Geoducks- The Giant Mollusk of the Pacific Northwest

This post draws upon an article in Seafood Business. You can see that article here

The geoduck (Panopea generosa), is a species of very large, edible, saltwater clam. The shell can grow to 8 inches in length,but the neck can grow another 3 feet. It is this neck that makes it interesting to foodies. The Geoduck can live a long time- up to 175 years and it takes over 30 years to reach market sizes. The common name is derived from an Indian word meaning "dig deep". The geoduck is native to the north west coast of North America and is harvested in Washington State, Alaska and British Columbia. 

geoduck
Postcard Promoting Geoduck's


The geoduck's attractiveness has created an $80-million U.S. industry. But alas there is trouble in Geoduck-land. In December 2013, China imposed an indefinite ban of geoduck  that were imported from the west coast of the United States. In China they had been selling for $150 a pound. Chinese officials claimed to have found in an Alaskan shipment high levels of paralytic shellfish poisoning, a biotoxin that shellfish can accumulate which, when eaten by humans, can cause severe illness or even death. Some 90% of the geoduck catch had been exported to China. This may create an opportunity for US foodies and restaurants. 
Geoducks ready for purchase
Geoducks awaiting purchase

The elongated giant clam is a rumored aphrodisiac, Northwest icon and reality TV star (appearing on “Anthony Bourdain: No Reservations,” “Bizarre Foods,” “Top Chef,” “Dirty Jobs” and “Chopped,” to name a few). To eat the geoduck you can pan fry it and savor its light,  sweet flavor or include it in a chowder or sushi.
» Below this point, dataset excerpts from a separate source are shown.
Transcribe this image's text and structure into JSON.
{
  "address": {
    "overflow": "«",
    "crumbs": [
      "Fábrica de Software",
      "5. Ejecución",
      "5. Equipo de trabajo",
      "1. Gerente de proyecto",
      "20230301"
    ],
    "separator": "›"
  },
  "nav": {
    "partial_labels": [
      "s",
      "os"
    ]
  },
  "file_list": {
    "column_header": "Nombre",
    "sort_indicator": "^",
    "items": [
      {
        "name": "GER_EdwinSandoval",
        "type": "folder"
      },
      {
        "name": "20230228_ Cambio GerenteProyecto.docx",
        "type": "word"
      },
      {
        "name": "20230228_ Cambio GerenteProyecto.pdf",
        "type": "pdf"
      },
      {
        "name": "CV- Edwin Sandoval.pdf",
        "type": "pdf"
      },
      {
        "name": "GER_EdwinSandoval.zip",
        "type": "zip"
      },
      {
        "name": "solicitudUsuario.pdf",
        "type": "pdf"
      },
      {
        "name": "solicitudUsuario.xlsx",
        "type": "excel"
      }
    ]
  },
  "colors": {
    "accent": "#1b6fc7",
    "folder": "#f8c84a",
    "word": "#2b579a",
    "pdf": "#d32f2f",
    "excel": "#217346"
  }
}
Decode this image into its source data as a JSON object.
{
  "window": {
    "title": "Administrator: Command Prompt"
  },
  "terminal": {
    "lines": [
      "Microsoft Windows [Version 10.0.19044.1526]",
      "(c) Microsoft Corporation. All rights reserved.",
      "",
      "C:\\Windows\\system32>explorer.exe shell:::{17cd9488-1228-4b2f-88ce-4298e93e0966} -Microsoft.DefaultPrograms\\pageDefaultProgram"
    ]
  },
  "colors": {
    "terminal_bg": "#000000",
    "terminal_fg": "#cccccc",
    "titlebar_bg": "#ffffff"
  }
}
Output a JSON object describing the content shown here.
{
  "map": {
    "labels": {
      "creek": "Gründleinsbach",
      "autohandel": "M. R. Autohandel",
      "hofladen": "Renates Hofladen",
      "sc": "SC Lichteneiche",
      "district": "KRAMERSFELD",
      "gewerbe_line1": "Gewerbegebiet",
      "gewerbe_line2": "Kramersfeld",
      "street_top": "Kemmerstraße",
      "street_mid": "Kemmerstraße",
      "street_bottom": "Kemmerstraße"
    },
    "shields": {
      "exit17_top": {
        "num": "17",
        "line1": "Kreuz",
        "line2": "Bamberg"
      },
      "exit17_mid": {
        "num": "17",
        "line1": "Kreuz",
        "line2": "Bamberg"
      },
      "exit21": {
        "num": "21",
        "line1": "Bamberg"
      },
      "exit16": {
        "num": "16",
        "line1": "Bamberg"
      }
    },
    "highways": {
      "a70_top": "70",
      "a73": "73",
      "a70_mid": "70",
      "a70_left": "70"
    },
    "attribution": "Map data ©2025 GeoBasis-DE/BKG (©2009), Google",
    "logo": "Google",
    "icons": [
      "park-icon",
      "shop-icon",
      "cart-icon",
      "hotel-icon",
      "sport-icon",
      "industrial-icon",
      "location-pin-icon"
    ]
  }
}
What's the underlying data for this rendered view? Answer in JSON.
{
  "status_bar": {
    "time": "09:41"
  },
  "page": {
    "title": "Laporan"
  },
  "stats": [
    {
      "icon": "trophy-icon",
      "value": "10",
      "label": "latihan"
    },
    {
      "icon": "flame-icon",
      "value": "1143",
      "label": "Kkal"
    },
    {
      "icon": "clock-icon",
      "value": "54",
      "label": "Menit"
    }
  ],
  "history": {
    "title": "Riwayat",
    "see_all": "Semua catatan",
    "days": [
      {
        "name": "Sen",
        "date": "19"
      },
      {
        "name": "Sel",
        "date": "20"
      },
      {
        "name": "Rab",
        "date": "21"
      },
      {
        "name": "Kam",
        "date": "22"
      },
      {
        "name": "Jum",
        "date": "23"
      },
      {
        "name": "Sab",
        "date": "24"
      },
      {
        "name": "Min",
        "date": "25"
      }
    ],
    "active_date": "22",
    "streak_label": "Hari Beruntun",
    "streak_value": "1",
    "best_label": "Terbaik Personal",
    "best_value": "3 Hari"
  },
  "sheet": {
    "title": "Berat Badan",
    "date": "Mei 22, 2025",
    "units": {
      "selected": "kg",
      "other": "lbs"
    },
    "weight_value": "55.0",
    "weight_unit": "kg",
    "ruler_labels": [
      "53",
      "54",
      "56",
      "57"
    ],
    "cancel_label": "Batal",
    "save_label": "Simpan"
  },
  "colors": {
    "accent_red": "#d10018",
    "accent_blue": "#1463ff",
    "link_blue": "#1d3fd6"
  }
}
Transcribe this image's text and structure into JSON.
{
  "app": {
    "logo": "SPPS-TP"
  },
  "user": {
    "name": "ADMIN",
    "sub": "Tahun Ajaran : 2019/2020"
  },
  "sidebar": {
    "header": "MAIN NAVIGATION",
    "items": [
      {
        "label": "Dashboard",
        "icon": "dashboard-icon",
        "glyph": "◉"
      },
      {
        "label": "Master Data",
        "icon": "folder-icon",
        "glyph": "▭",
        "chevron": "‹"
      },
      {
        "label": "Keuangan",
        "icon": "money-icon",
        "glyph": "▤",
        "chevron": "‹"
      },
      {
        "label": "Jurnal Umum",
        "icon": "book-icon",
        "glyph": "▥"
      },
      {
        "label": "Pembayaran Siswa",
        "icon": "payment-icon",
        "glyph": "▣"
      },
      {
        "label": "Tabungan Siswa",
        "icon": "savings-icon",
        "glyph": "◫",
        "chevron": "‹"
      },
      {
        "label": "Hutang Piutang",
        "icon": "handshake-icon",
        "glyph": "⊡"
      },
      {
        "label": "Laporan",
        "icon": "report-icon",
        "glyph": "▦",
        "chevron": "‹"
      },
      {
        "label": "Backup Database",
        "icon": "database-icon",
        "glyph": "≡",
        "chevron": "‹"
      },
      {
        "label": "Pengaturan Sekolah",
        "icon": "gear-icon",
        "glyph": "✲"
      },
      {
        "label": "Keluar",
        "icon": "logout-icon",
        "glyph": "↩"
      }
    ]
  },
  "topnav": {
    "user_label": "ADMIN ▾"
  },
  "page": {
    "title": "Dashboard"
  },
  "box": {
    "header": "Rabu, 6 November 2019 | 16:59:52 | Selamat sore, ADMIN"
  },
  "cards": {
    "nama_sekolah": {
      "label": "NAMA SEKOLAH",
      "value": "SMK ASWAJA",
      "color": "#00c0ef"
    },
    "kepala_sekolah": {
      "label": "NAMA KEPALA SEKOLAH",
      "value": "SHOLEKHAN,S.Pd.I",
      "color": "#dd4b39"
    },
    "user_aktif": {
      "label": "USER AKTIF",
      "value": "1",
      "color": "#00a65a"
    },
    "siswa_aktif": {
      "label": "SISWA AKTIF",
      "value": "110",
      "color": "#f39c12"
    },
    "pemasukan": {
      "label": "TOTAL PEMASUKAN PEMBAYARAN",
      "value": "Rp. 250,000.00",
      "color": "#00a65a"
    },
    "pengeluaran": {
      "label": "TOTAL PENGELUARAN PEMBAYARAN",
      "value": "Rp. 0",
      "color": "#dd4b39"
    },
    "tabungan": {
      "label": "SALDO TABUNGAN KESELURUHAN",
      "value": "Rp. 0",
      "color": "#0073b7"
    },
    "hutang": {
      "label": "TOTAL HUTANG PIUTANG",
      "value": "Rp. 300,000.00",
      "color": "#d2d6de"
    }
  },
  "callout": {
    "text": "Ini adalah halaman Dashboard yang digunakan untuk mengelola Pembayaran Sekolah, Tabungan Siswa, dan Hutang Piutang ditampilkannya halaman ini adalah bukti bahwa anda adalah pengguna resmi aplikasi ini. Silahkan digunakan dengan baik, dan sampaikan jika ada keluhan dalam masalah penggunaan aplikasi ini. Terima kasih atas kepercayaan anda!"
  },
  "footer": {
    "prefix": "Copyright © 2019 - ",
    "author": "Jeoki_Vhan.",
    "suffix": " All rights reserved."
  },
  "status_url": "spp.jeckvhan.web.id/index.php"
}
Until about 10 years ago, most geoducks were wild and harvested by divers. But farmed production has grown to almost 1.5 to 2 million pounds annually. Most of the production comes from Taylor and Seattle Shellfish. There are also two dozen or so smaller farming operations.

We are trying to figure out a way to bring this delicacy to a mass oyster event.  While supporting oyster restoration you can take a walk on the molluscan giant side.